A wide time interval between the diagnosis of breast cancer and the occurrence of LM has been reported; in large series, it ranges from a few weeks to more than 15 years (2). In rare instances, LM is the initial manifestation of breast cancer. Many patients with a solid tumor have widespread metastatic disease when LM is diagnosed but, in patients with breast cancer, the systemic tumor may be inactive or responding to chemotherapy. Of 48 patients diagnosed with LM reported by de Azevedo et al. (1), 34 (56.7%) had been treated with 3 or more chemotherapy regimens prior to the diagnosis of LM, and 51 (85%) had metastatic disease at the time of diagnosis.
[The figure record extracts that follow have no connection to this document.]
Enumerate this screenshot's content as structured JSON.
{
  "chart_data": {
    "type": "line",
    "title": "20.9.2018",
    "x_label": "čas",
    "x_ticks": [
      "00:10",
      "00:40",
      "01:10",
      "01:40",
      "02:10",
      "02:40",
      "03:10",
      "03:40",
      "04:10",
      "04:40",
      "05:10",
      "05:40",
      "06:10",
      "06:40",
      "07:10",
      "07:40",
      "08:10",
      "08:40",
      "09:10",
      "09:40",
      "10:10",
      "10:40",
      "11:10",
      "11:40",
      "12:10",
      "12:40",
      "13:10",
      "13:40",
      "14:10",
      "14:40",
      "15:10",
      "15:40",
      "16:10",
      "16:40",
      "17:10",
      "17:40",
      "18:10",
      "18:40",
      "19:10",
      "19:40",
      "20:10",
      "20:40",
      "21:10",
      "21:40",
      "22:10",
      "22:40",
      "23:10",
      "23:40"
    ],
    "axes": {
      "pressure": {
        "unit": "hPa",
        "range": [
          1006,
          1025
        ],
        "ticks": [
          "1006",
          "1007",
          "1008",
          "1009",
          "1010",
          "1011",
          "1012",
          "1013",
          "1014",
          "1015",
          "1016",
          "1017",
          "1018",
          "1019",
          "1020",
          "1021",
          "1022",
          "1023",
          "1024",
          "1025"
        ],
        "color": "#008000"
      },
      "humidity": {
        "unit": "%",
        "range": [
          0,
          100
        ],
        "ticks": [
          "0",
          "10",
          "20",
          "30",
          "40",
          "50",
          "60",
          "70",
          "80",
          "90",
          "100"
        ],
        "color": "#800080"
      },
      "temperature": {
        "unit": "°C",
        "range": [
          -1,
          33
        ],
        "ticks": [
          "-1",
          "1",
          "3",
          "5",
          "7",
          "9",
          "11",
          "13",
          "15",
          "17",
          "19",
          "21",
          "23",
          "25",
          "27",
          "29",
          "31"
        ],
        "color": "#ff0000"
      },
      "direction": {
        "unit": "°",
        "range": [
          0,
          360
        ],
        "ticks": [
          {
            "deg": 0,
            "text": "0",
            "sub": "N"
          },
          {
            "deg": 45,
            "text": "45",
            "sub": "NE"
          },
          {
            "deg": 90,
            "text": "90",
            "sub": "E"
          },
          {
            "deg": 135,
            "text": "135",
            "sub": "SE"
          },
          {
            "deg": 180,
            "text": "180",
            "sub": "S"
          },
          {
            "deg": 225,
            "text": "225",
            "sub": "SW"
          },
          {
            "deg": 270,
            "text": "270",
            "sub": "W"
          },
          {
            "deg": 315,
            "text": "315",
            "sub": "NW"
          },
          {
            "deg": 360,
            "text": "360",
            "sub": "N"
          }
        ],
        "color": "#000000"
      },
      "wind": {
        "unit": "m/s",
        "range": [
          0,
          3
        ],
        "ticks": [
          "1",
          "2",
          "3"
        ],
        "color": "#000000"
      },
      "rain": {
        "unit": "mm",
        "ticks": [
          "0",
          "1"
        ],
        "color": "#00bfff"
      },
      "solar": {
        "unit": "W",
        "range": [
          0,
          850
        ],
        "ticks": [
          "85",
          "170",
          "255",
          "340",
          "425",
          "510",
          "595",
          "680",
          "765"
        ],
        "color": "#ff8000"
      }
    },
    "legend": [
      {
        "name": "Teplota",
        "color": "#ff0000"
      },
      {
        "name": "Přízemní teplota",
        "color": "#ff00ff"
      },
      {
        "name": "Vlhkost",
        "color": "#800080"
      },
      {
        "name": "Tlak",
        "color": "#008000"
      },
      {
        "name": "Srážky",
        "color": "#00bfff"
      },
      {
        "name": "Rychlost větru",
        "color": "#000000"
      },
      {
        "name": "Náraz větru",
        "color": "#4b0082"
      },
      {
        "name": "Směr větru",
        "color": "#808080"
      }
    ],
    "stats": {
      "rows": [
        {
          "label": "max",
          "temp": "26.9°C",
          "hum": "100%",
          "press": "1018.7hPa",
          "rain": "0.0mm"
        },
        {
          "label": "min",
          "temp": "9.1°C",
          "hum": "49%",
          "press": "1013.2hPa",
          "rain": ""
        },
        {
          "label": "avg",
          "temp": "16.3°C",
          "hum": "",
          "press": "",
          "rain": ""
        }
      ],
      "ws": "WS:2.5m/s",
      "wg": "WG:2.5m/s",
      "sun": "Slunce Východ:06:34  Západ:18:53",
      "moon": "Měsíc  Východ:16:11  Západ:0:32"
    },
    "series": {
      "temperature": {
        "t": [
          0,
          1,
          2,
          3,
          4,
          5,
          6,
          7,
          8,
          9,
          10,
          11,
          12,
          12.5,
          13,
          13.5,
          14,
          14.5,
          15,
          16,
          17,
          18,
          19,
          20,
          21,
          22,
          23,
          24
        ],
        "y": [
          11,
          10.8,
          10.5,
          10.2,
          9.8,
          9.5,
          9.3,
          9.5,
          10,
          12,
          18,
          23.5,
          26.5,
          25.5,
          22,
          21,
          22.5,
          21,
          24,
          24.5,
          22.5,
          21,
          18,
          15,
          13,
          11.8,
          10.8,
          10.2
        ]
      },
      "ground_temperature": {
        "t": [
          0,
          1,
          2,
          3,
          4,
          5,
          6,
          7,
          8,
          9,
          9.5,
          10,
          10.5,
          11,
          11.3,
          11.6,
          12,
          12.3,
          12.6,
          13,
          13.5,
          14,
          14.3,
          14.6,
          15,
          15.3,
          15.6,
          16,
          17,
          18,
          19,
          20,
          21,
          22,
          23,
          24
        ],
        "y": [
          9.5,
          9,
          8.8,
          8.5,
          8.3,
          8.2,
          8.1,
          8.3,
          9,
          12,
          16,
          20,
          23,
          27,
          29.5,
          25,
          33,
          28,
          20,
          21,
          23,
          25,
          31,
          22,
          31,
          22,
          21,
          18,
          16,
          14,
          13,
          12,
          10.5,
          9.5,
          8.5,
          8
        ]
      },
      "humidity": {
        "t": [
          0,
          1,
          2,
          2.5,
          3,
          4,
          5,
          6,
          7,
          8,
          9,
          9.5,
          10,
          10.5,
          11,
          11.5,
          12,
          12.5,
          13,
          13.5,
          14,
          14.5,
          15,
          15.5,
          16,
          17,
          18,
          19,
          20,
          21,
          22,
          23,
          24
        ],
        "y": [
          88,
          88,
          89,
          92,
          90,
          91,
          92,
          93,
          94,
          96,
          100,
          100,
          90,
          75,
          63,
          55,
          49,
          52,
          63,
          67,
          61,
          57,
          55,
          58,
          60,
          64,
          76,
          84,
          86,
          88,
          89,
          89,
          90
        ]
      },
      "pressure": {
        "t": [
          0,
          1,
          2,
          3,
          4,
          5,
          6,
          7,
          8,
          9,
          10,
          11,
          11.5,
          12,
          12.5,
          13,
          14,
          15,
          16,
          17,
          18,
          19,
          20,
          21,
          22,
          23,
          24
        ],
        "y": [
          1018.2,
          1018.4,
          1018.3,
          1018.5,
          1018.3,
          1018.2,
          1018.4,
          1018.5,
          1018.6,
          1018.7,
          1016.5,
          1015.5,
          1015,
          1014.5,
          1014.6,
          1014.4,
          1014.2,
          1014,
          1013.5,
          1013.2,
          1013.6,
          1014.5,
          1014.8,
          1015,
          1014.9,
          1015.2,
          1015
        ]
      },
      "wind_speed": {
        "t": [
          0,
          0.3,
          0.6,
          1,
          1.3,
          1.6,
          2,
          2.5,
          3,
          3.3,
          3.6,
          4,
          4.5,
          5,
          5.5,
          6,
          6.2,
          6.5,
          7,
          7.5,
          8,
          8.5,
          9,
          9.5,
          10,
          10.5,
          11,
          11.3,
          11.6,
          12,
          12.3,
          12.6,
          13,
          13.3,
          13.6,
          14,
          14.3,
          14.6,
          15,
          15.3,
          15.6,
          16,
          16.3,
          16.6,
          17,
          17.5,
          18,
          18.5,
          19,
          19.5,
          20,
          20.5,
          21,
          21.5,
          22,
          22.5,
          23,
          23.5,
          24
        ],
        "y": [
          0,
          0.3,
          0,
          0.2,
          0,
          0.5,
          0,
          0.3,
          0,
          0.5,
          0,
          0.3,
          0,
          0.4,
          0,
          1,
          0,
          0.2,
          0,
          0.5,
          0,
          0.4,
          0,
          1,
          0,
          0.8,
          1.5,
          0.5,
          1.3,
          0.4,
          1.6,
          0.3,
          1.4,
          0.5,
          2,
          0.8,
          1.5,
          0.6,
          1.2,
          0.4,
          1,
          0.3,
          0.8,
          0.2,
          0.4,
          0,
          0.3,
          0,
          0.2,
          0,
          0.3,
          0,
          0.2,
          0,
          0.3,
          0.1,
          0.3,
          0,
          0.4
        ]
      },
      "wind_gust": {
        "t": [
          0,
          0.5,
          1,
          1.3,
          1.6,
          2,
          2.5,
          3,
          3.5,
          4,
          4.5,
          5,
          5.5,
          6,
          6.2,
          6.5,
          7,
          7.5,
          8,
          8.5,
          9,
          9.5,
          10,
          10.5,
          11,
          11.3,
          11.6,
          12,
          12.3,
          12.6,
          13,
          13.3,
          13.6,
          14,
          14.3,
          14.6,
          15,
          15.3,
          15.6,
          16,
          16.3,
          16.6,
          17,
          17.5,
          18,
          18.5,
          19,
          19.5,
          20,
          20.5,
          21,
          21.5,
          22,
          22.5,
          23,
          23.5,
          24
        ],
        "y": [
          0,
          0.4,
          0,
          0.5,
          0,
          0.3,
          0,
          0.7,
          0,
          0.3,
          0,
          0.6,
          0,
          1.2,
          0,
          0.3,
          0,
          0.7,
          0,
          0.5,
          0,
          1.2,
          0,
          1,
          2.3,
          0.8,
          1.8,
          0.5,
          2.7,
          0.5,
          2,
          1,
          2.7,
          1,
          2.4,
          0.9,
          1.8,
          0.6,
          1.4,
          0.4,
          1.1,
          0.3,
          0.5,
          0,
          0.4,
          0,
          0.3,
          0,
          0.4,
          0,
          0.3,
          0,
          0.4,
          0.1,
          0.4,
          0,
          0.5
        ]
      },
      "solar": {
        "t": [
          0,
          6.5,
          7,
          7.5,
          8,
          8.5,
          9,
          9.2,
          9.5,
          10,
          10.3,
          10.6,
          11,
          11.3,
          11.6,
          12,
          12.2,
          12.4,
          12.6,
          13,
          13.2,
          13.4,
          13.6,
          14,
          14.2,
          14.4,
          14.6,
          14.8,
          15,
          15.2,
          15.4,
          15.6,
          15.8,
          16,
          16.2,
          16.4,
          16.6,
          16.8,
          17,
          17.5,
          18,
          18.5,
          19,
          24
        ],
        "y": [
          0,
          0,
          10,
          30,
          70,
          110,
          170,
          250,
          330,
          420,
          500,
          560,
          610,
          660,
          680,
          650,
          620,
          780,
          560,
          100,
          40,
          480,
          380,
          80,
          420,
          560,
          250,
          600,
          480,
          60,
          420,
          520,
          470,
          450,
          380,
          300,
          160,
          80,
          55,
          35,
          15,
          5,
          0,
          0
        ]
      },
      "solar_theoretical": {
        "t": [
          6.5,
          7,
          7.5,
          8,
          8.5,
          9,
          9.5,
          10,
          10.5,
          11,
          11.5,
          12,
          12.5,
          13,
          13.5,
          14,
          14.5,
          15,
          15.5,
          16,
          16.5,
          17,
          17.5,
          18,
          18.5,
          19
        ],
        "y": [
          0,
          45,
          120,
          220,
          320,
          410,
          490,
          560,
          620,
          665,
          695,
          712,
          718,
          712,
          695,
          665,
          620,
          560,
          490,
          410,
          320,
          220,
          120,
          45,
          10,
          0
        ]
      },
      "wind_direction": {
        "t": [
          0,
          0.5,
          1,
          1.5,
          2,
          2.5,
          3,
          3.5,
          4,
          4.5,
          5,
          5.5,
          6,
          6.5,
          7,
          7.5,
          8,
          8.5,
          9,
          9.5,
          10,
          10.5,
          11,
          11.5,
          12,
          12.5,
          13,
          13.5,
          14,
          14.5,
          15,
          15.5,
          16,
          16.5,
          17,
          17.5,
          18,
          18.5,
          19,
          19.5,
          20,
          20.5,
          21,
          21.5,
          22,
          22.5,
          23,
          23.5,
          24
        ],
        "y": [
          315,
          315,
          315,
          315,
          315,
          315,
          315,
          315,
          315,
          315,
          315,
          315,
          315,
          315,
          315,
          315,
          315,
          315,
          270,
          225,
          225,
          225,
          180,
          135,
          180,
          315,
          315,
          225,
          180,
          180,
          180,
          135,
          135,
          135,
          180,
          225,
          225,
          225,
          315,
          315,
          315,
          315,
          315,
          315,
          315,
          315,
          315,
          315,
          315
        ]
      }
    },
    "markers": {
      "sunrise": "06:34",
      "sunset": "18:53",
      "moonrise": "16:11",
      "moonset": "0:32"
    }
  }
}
The clinical hallmark of LM is the simultaneous occurrence of multifocal abnormalities at more than one level of the neuraxis (cerebral, cranial nerve, and spinal). A careful neurologic examination often reveals more signs than suggested by the clinical symptoms. Spinal symptoms are the most common presentation of LM (Table 78-1); limb weakness is frequent, usually involving the legs, and may be accompanied by paresthesias and pain in the affected limb. Neurologic examination may reveal asymmetric depression of deep-tendon reflexes, radicular limb weakness, and sensory loss. Signs of meningeal irritation, such as nuchal rigidity, are rare. The most common finding of cerebral dysfunction is a change in mentation. Seizures occur in fewer
than 10% of patients. Cerebral symptoms of LM often result from the obstruction of CSF flow and include headache, changes in mentation (lethargy, confusion, and memory loss), nausea and vomiting, and ataxia. These symptoms often indicate elevated intracranial pressure, which may occur with or without hydrocephalus. The most common cranial nerve symptom is diplopia. Hearing loss, visual loss, and facial numbness also occur. Paresis of the extraocular muscles is the most common cranial nerve abnormality, followed by facial weakness and diminished hearing (2).